# Subjectivity of models and their performance tests. Sampling issue

I am trying to classify cases according to binary response variable. For this purpose I chose random forest and classification tree methods. So, as it is usually done, I randomly split the data into training and test datasets (prop 0.8). Train the model with train dataset and test it with test dataset.

1) The question is... how can I be sure that test dataset is good for testing and that the model and tests results are objective?

This question arises, because when I rerun the division of data into train and test datasets several times, each time I got a tangible variation in the results: different variable importance, tree structures and sizes for classification tree and different AUC (0.92 - 0.97) for random forest.

So to get the best test result, I can create a function, which would try out different seeds for data division into test and train samples. Then I would choose the seed which would maximise my test score. However, I consider this approach unwelcome in academical society.

So my preliminary thoughts about how I could solve this issue are:

1. Compute similarity between test and train datasets and publish it with test results. The idea is simple. The better test results are and the more dissimilar datasets are, the better model it is, as it can explain truly new data.
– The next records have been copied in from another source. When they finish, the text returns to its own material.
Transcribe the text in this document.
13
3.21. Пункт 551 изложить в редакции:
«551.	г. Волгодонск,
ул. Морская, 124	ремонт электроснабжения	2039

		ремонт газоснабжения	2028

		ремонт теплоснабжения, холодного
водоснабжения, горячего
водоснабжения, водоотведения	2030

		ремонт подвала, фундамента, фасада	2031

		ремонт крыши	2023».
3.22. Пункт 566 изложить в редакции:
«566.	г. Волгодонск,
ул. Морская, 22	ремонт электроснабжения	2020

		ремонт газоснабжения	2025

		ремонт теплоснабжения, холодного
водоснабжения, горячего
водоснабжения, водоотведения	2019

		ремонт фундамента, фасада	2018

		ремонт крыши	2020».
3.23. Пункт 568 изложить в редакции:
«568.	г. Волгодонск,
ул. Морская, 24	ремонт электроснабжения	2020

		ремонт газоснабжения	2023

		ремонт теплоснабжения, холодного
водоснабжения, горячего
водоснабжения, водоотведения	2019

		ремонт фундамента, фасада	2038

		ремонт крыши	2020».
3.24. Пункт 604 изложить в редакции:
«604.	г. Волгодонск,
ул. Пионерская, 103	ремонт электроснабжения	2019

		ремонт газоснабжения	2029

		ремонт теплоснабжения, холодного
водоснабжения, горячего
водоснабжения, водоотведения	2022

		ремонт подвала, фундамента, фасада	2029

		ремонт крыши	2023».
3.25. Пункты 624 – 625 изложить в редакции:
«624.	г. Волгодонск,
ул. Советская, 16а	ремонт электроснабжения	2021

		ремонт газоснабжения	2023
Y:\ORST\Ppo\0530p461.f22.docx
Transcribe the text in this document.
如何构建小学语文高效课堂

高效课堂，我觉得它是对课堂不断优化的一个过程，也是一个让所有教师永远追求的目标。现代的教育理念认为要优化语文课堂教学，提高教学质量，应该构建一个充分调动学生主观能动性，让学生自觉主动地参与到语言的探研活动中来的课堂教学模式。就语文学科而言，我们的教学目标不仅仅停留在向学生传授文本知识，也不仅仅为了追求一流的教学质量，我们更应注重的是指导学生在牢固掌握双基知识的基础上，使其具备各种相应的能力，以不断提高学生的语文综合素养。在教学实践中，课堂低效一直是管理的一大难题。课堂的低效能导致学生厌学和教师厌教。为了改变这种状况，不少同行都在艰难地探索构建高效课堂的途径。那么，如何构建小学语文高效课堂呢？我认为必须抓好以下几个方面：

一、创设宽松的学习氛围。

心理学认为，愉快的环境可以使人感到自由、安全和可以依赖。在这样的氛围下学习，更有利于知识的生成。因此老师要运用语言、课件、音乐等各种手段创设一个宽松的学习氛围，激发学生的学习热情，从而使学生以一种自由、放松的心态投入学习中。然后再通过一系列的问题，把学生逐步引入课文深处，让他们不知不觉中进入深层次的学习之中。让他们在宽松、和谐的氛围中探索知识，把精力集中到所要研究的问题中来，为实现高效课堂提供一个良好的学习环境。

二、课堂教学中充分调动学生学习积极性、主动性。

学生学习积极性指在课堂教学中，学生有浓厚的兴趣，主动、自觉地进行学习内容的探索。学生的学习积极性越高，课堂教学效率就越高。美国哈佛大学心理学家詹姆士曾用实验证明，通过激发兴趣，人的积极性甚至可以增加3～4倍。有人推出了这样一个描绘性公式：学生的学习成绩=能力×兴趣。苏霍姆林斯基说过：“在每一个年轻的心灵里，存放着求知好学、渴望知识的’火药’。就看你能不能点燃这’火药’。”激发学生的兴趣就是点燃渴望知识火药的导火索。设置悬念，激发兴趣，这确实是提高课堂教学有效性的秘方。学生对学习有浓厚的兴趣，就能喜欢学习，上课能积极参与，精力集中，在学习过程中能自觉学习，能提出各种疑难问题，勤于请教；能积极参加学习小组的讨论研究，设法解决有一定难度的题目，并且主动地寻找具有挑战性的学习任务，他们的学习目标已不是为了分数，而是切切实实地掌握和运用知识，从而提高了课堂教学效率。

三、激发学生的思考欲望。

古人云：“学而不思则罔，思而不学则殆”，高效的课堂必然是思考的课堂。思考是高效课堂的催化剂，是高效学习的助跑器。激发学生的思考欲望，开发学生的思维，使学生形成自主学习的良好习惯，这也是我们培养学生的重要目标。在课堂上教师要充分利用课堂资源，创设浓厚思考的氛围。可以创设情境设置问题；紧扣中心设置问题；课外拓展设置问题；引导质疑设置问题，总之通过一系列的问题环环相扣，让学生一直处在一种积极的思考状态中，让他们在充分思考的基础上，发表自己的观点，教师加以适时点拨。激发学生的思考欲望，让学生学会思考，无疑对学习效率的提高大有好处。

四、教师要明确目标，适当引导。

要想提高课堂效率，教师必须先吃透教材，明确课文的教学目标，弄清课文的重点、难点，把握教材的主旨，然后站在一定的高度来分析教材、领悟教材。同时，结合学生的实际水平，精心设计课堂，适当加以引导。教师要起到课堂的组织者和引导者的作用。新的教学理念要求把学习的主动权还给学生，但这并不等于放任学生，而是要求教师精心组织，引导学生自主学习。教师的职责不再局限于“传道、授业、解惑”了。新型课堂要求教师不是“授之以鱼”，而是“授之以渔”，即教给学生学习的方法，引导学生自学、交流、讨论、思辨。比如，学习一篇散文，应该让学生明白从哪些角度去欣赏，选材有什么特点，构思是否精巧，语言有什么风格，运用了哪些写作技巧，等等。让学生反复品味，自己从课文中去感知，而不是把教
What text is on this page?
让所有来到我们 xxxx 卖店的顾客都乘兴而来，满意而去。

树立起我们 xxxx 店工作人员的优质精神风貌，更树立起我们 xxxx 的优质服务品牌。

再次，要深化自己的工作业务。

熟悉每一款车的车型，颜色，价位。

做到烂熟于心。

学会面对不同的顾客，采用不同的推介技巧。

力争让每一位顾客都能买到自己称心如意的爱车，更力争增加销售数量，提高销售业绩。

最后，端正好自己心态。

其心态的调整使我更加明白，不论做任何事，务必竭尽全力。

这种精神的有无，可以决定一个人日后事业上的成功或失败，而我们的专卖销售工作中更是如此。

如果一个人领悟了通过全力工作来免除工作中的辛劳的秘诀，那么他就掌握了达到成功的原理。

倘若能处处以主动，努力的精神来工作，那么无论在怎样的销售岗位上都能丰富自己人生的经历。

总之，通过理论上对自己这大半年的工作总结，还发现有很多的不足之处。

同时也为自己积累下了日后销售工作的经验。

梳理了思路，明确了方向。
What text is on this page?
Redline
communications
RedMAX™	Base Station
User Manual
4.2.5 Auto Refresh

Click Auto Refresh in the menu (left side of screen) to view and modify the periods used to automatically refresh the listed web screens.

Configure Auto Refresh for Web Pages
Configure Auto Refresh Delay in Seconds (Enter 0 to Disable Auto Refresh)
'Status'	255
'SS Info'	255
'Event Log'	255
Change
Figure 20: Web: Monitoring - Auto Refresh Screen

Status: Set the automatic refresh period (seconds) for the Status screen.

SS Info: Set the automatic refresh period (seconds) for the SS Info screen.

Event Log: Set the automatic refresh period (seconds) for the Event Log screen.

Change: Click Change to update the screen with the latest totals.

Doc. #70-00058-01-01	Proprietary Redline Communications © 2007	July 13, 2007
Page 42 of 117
2. Publish several most common classification tree structures produced using different subsamples of the data. Each substructure of a tree and each tree should have assigned its rate of appearance (for example, if root variable's "X" rate of appearance is 60%, when second split variable's "Y" rate of appearance is 90%, that means that "X" variable was the root variable in 60% of produced trees, when "Y" variable was used as a second split in 90% of those 60% trees. If tree structure's rate of appearance is 25%, that means that the exact same tree structure appeared 25% of the time).

However, these are just some thoughts. I do not know if am looking at the right direction and if this approach is the right one. So I would appreciate if someone would expand on the topic of 1) question or/and on my suggested or other possible solutions of the problem, preferably with the examples of R code.

how can I be sure that test dataset is good for testing

You can't. Most things in statistics are only approximate, and the use of a train–test split to estimate predictive accuracy is no different.

Since you're concerned by the fact that different train–test splits yield different results, why not use cross-validation? Cross-validation produces an average across several splits, reducing the risk of bias from an unlucky split.

how can I be sure that… the model and tests results are objective?

Objectivity is somewhat overrated (a more objectively conducted analysis need not be more accurate or useful), but it's just a matter of following a procedure that's transparent and justified a priori. For train–test splitting, that means you should decide how you're going to make the split in advance of making it and then stick with that decision instead of changing it based on your result.

So to get the best test result, I can create a function, which would try out different seeds for data division into test and train samples. Then I would choose the seed which would maximise my test score.

This would defeat the purpose of a train–test split, which is to estimate how well a model will perform on cases it hasn't been trained with. By choosing the test set to make the model perform as well as possible, you're effectively, albeit indirectly, training it on the test set.

The better test results are and the more dissimilar datasets are, the better model it is, as it can explain truly new data.

A dataset that is maximally distant from the training set need not be maximally representative of the population. In fact, the more representative your training set is, the less representative this data will be.

Publish several most common classification tree structures produced using different subsamples of the data.

You can do this as a sort of sensitivity analysis, showing how sensitive the model structure is to the training data, but it's a distinct question from predictive accuracy.